As a consequence of this background, Bradshaw knows the forest, the way it has been worked since European settlement, and the people who have worked it. This profound understanding of his subject has enabled him to produce a story which deals with both the technical and social aspects of timber-getting history.
As the title foreshadows the book chronicles the evolution of timber getting - the work in the bush that produces the logs that are destined to be converted into timber products once they have been delivered to a mill. The reader is taken through the sequence of operations (felling, snigging, loading, log transport and unloading) and for each phase we see how this work has evolved in the Western Australian forests. There is also an interesting section on pit-sawing and hewing - the work "at the stump" that preceded the development of sawmills and timber towns. We can also follow the evolution of the tools of trade. Some tools, like the felling axe and crosscut saw are used internationally. Others like the enormous wheeled whims pulled by horses or bullock teams, were a Western Australian innovation.
Jinkers and Whims is well-written and full of entertaining commentary on the work of the timber-getters and their animals and equipment. We learn for example that in the early days of the industry up to 70 horses a day required shoeing, the horse shoes all being made by mill blacksmiths.
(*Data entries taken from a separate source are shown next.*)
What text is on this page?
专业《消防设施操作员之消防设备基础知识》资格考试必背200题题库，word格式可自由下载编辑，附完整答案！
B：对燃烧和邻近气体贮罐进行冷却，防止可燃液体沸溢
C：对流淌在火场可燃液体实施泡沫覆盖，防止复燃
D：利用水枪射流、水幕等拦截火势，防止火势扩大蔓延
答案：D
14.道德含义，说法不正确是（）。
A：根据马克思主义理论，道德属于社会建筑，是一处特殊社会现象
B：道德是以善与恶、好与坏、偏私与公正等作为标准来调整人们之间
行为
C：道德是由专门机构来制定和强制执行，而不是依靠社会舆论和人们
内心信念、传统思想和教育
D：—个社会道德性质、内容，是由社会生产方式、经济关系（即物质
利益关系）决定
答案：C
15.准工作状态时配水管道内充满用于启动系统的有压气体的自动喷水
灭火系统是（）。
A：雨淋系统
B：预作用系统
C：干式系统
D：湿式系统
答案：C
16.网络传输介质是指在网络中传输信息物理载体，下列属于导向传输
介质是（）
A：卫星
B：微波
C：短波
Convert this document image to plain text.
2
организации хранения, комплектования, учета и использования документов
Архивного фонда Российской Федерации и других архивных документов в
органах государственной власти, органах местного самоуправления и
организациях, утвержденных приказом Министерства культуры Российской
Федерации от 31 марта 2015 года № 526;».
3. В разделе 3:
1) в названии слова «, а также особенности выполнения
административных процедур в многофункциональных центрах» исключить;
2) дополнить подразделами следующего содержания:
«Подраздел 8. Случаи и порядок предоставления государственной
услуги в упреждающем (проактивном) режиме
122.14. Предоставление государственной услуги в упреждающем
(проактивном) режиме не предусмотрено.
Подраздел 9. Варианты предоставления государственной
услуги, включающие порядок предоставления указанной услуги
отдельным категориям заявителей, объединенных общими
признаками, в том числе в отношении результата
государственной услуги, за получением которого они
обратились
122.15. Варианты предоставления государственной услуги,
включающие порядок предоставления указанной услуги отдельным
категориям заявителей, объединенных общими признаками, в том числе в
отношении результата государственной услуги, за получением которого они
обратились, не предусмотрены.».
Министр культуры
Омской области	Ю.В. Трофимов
The colossal task of feeding and caring for hundreds of horses and bullocks speaks of times utterly unknown to modern bush workers.
But this book is much more than words. It has one of the finest collections of photographs I have ever seen from the early days of Western Australian forests. Each photograph is accompanied by a succinct and informative caption. The quality of photographic reproduction is outstanding - I recognise several of the pictures but had never before seen them so beautifully reproduced. I can see the hand of the author in this work as well, as Bradshaw is renown for his photographic skills as well as for his work as a silviculturalist.
This is a book that will especially appeal to anyone, anywhere in the world, who has worked in the timber industry, but it will also be enjoyed by readers with an interest in the history of technology and engineering or in the social history of the south-western forests.
Finally, Bradshaw's book is a tribute to the timber-getters themselves. Logging is one of the world's most dangerous and demanding industries, calling for people of inordinate strength and toughness. But as the book demonstrates, it has also called over the years for a wide range of bush skills, ranging from axemanship to horsemanship, from building bridges, roads and railways to designing and building innovative equipment, from driving bullocks to driving bulldozers. The work of the timber getter has never been celebrated in Australian mythology or literature as have miners and stockmen. Bradshaw's book is therefore important ... it is a step to the recognition of the great bushmen of the forest country.